Sobre ‘2666’, poco que decir. Que fue escrita en cinco partes. Que no iba a ser, por tanto, publicada en su vasta extensión, sino que el autor decidió hacerlo de esa manera para asegurar el futuro de sus hijos, tal como reza el texto de presentación de la misma. Es ‘2666’ un conjunto de pequeñas novelas entrelazadas por un hilo conductor: la búsqueda de un escritor alemán, Benno von Archimboldi. Es casi lo único que puedo contar. O también que se dan una serie de misteriosos asesinatos de mujeres en Santa Teresa, el Ciudad Juarez imaginado por Bolaño. O que un extraño profesor latino, con hija adolescente española, cuida   un ejemplar de una obra de un gallego matemático para que no se caiga de las pinzas a las que está cogida en un cable en su terraza.

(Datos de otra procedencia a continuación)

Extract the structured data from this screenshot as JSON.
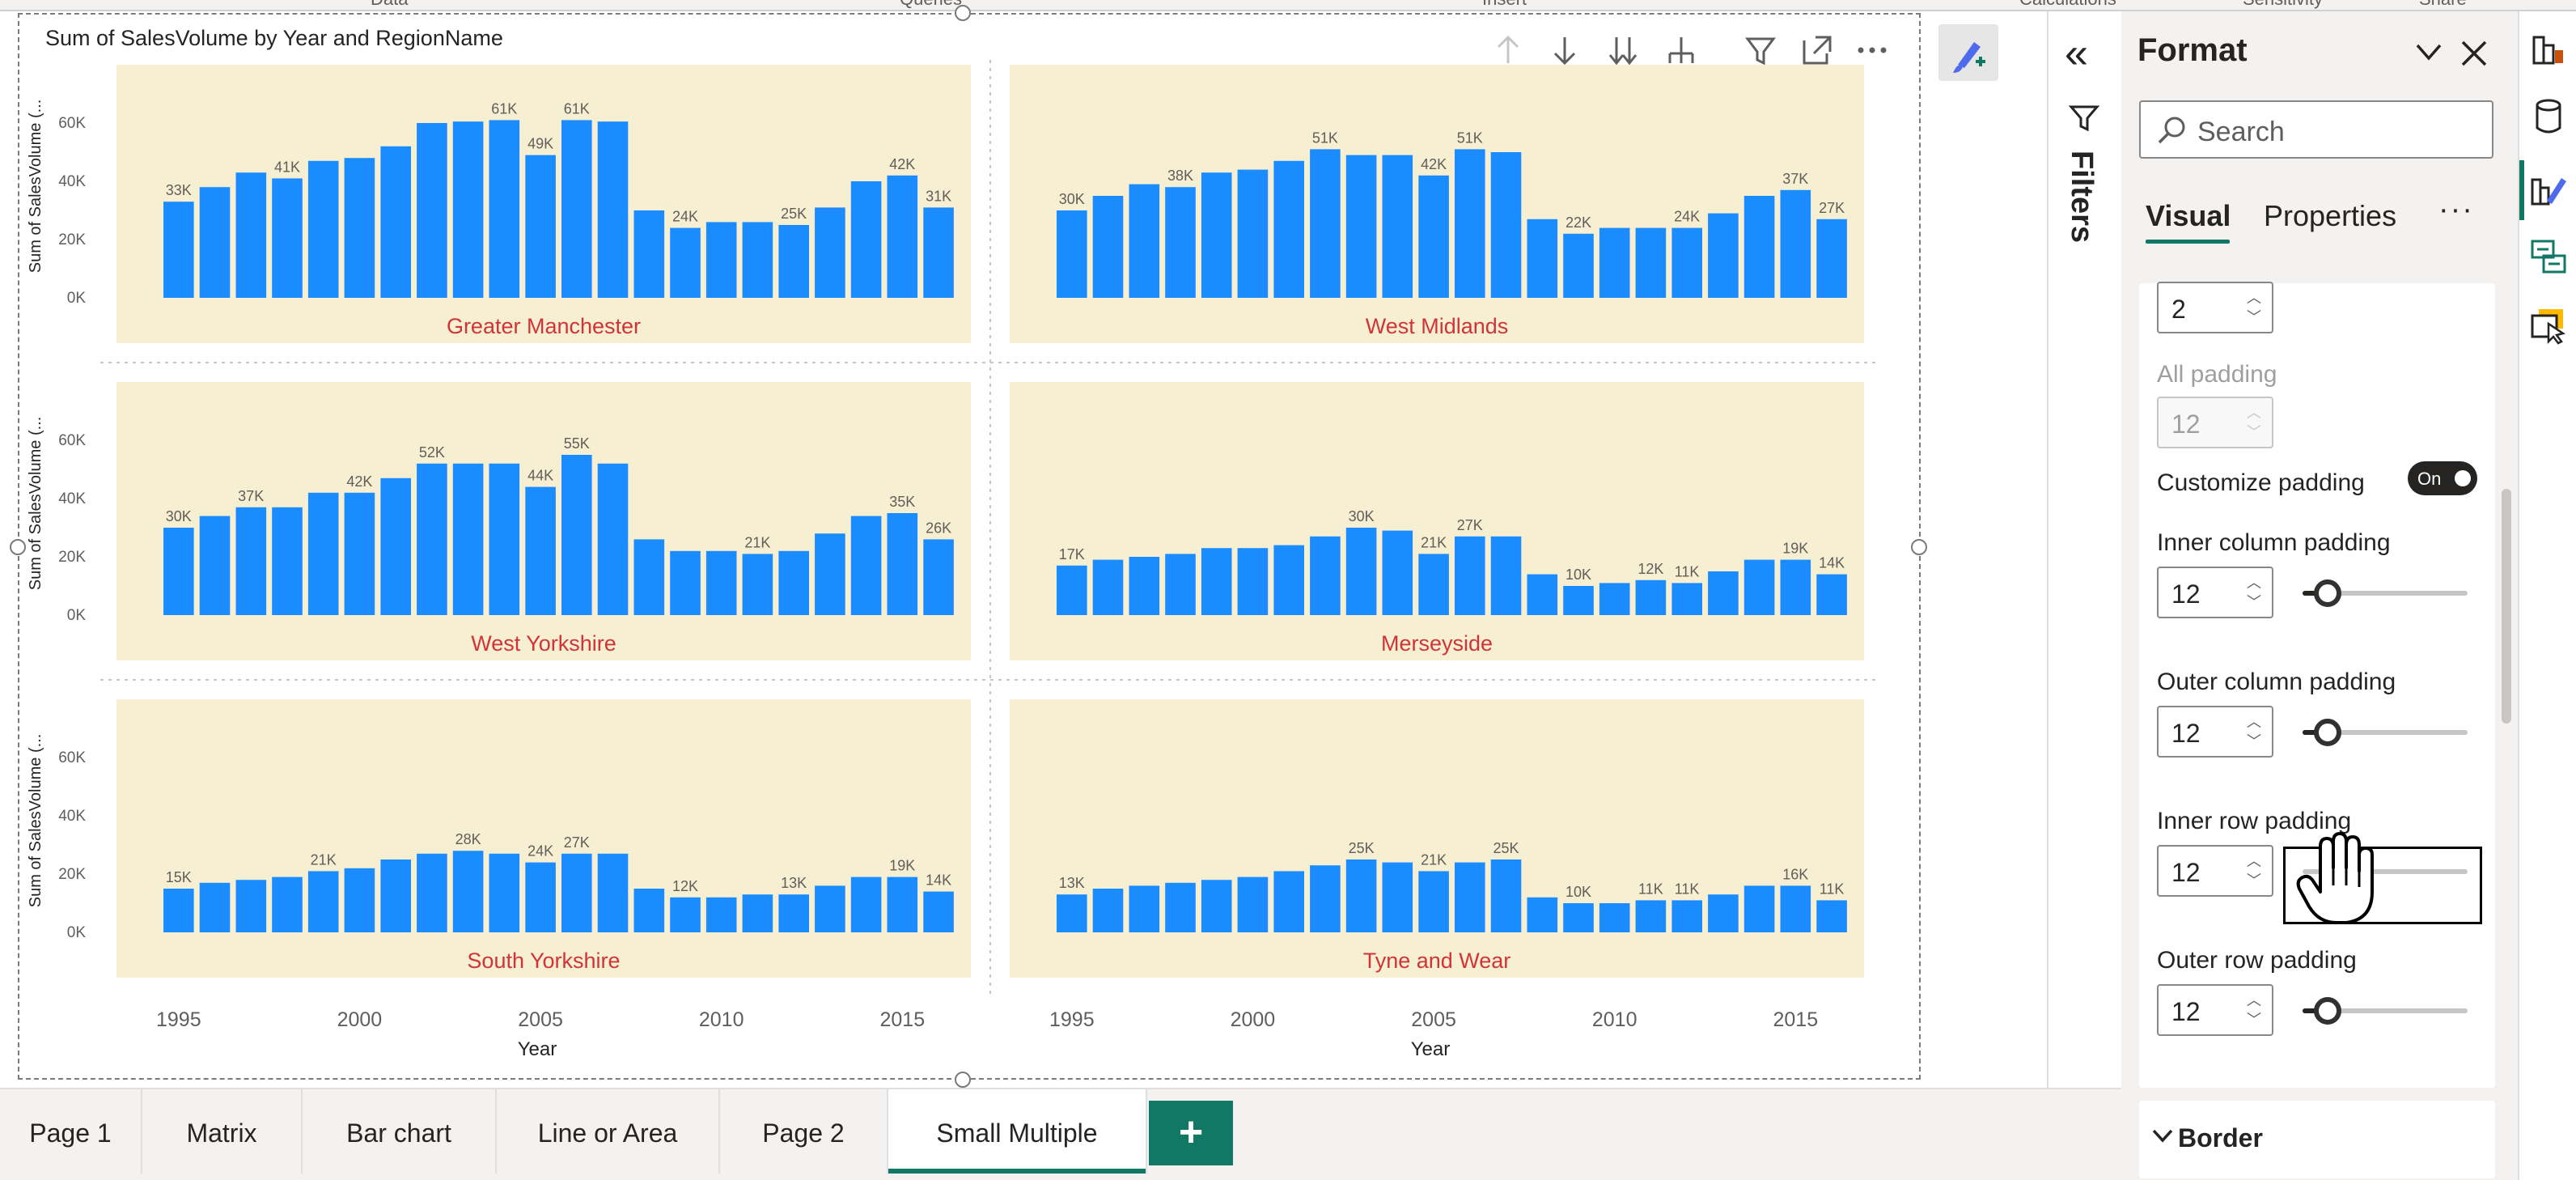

Pero nada más. Bolaño era un tipo inteligente, cercano, atrayente.

Recuerdo una entrevista a Jorge Herralde, su editor y descubridor, en la que dijo que tras leer algunos de sus relatos no tuvo más remedio que publicar textos de Bolaño. Esta pasada semana, en Málaga, se han celebrado unas jornadas sobre Paul y Jane Bowles, viajeros y literatos incansables. De Jane, Anagrama ha rescatado ‘Dos damas muy serias’, y el propio Herralde fue el encargado, cómo no, de presentar la obra. Tras la charla, me acerqué a Jordi, como le llaman sus más cercanos, y le pedí que me firmara un ejemplar de ‘Los detectives salvajes’. Sin apenas mirarme, cogió el libro y me lo dedicó. En ese momento, le digo que estoy leyendo ‘2666’. Es entonces cuando vuelve la cabeza, me lanza una tierna sonrisa y en su cara se refleja tranquilidad, aquella tranquilidad que pudo haber recorrido el semblante de Roberto Bolaño al escribir las cinco partes que concentran la novela total, aquella tranquilidad de la mirada de un editor satisfecho de descubrir y publicar a uno de los escritores más influyentes y determinantes de la literatura universal.

Creo en Roberto Bolaño por encima de todas las cosas.